Major penalties will be imposed on municipal governments that upheld “egregious cases of NIMBYism” by empowering Canadians to file complaints about NIMBYism with the federal infrastructure department. Similarly, cities that side with unreasonable local opposition — the definition of NIMBYism — will see their federal public transit and infrastructure funding withheld.

For the federal government’s part, the Conservative plan calls for listing 15% of the federal government’s 37,000 buildings and all appropriate federal land to be turned into affordable housing. Such a list would be compiled within 18 months after the bill’s passing.

Poilievre also targeted Canada Mortgage and Housing Corporation by vowing to cut its bonuses and salaries, and fire the gatekeepers within the federal crown corporation, if needed. He asserts they are slowing down the process of reviewing and approving low-cost construction financing applications for builders of affordable housing. He wants the timeline cut down to an average of 60 days.

Another component of the Conservative plan is to remove the federal GST on the construction cost of any new secured purpose-built rental housing with rental rates below market, which would be funded using funding from the Liberal party’s Housing Accelerator fund.
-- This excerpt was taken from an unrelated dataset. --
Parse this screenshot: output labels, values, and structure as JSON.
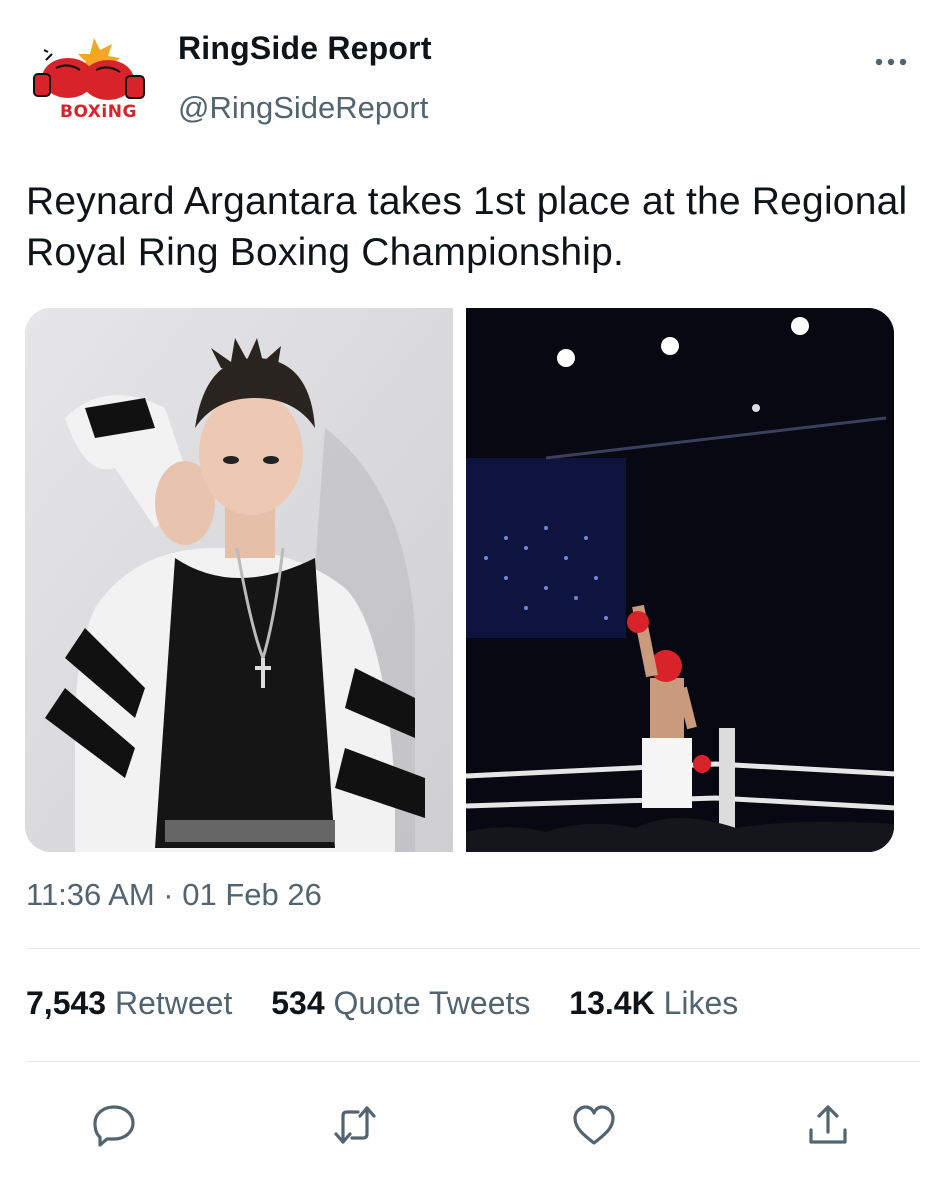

Poilievre deems the existing program to be a failure because it was announced in the 2022 budget, but the first round of funding commitment was only made about 18 months later.

Just a day before Poilievre’s pitch, Prime Minister Justin Trudeau revived his 2015 election campaign promise of removing the federal GST from eligible secured purpose-built rental housing construction costs due to the ever-challenging economic challenges for such projects.